The flight route through the Caribbean, heading north or north-northeast before turning west, was designed to avoid radar installations on the Colombian island of San Andrés, near the Nicaraguan coast, the sources said. But sources said this route began to change after U.S. officials became aware of it, and smugglers have been experimenting with speedboats heading to Haiti and the Dominican Republic.

▪ Arauca Axis: The second theater of operations is located on the Colombian-Venezuelan plains, a region through which they transport a significant portion of the coca leaf harvested in Putumayo (133,000 hectares by 2022) and Guaviare (16,700 hectares). In this axis, the drugs are sent to the towns of Cravo Norte, Tame, Fortul and Saravena, from where they are taken by rivers to Venezuela.

Since much of the plains are prone to flooding during the rainy season, most loads are transported by small boats or canoes before reaching San Fernando, the capital of Apure, or nearby towns.

The area also has livestock herds with access to rivers and small private landing strips, and these have been converted by members of the Venezuelan cartel into storage and distribution centers.

Much of the drugs sent through this axis end up being transported to Puerto Cabello, the largest port in the country, where the cocaine is hidden in cargo ships destined for Europe, the Caribbean or Central America.
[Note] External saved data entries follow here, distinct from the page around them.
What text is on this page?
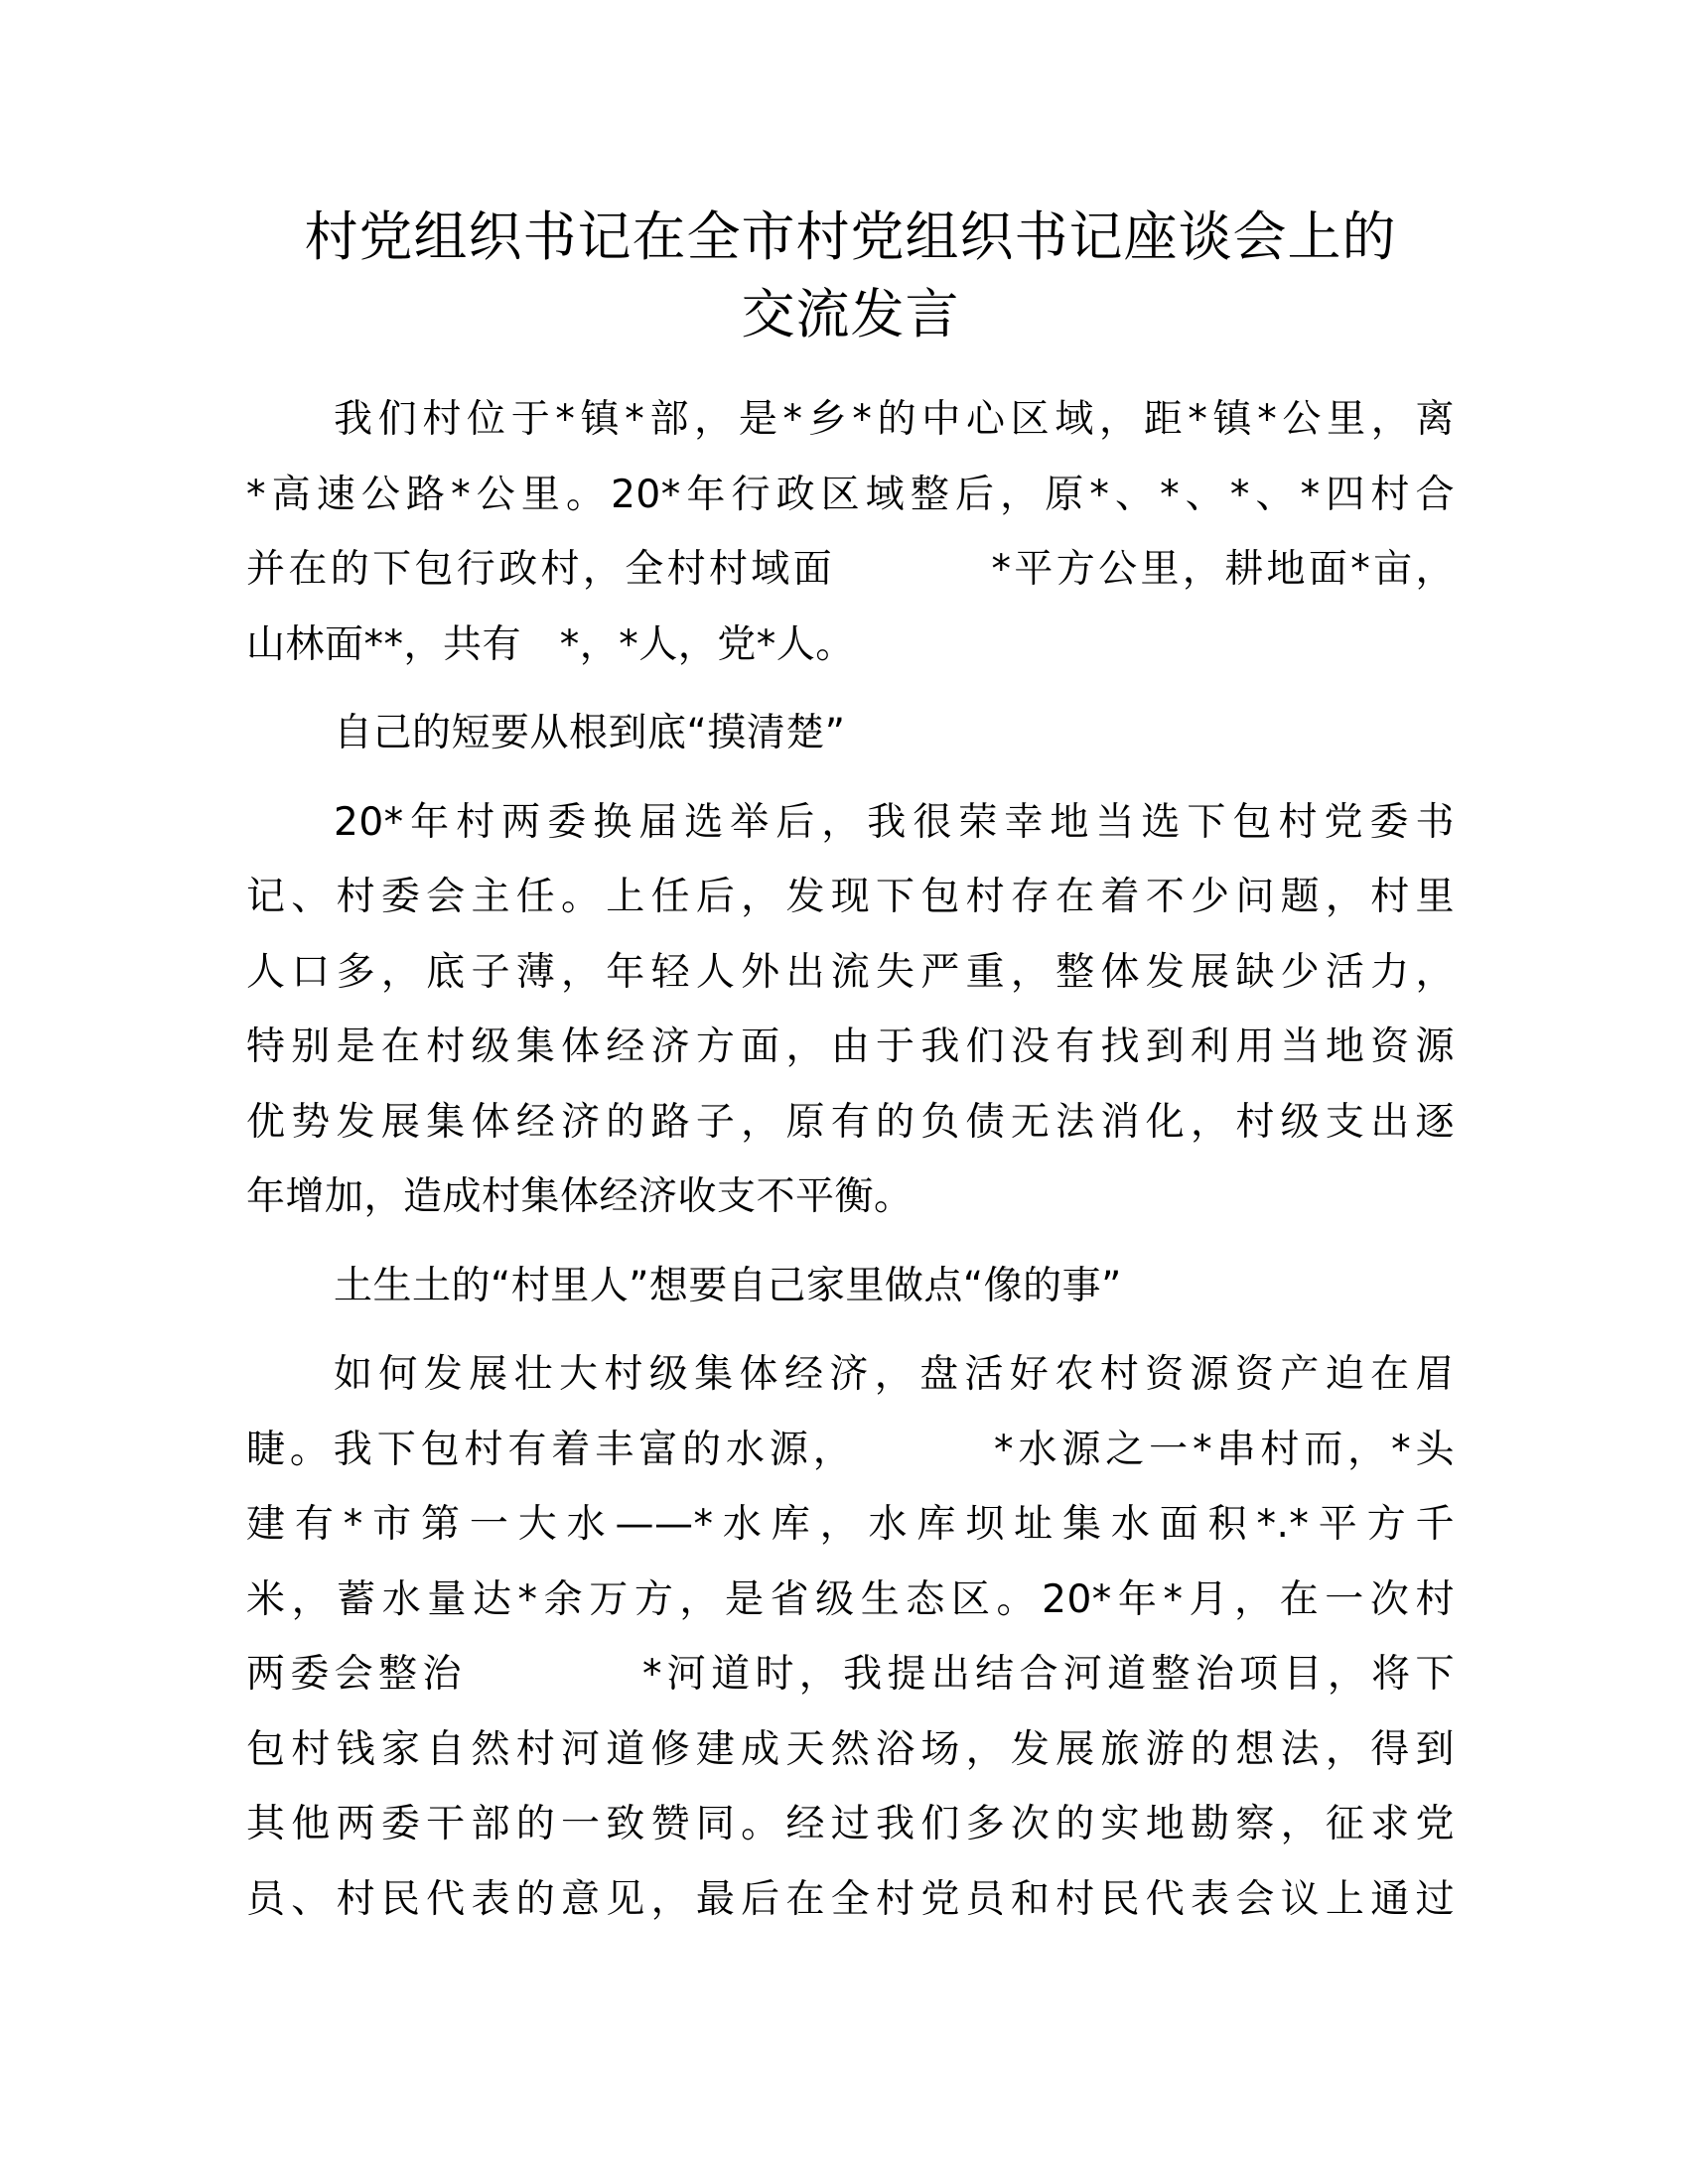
村党组织书记在全市村党组织书记座谈会上的
交流发言
我们村位于*镇*部，是*乡*的中心区域，距*镇*公里，离
*高速公路*公里。20*年行政区域整后，原*、*、*、*四村合
并在的下包行政村，全村村域面          *平方公里，耕地面*亩，
山林面**，共有   *，*人，党*人。
自己的短要从根到底“摸清楚”
20*年村两委换届选举后，我很荣幸地当选下包村党委书
记、村委会主任。上任后，发现下包村存在着不少问题，村里
人口多，底子薄，年轻人外出流失严重，整体发展缺少活力，
特别是在村级集体经济方面，由于我们没有找到利用当地资源
优势发展集体经济的路子，原有的负债无法消化，村级支出逐
年增加，造成村集体经济收支不平衡。
土生土的“村里人”想要自己家里做点“像的事”
如何发展壮大村级集体经济，盘活好农村资源资产迫在眉
睫。我下包村有着丰富的水源，        *水源之一*串村而，*头
建有*市第一大水——*水库，水库坝址集水面积*.*平方千
米，蓄水量达*余万方，是省级生态区。20*年*月，在一次村
两委会整治          *河道时，我提出结合河道整治项目，将下
包村钱家自然村河道修建成天然浴场，发展旅游的想法，得到
其他两委干部的一致赞同。经过我们多次的实地勘察，征求党
员、村民代表的意见，最后在全村党员和村民代表会议上通过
Sources from the interior of Venezuela said that the shipments that transit through the Arauca region represent around 30% of the total that enters the country.

▪ Vichada-Orinoco Axis. This is the smallest theater of operations and operates around the Vichada and Orinoco rivers. Shipments leaving Colombia are normally taken by river to the border town of Isla Ratón, and from there they are taken by boat across the Orinoco River to Puerto Ayacucho, on their way north to the states of Delta Amacuro and Monagas.

Most of these loads are small and transported in canoes, and represent about a tenth of the total that enters the country.

While most cocaine shipments enter Venezuela through remote and sometimes jungle areas, sources said overall control lies in the hands of those who control the country in Caracas.

“All of this is managed by the same powerful factions that have control of the state, who have turned drug trafficking into an instrument of the state to survive,” said Douglas Farah, president of IBI Consultants. “This is not something coincidental. “It has become a central element that allows the regime to remain in power.”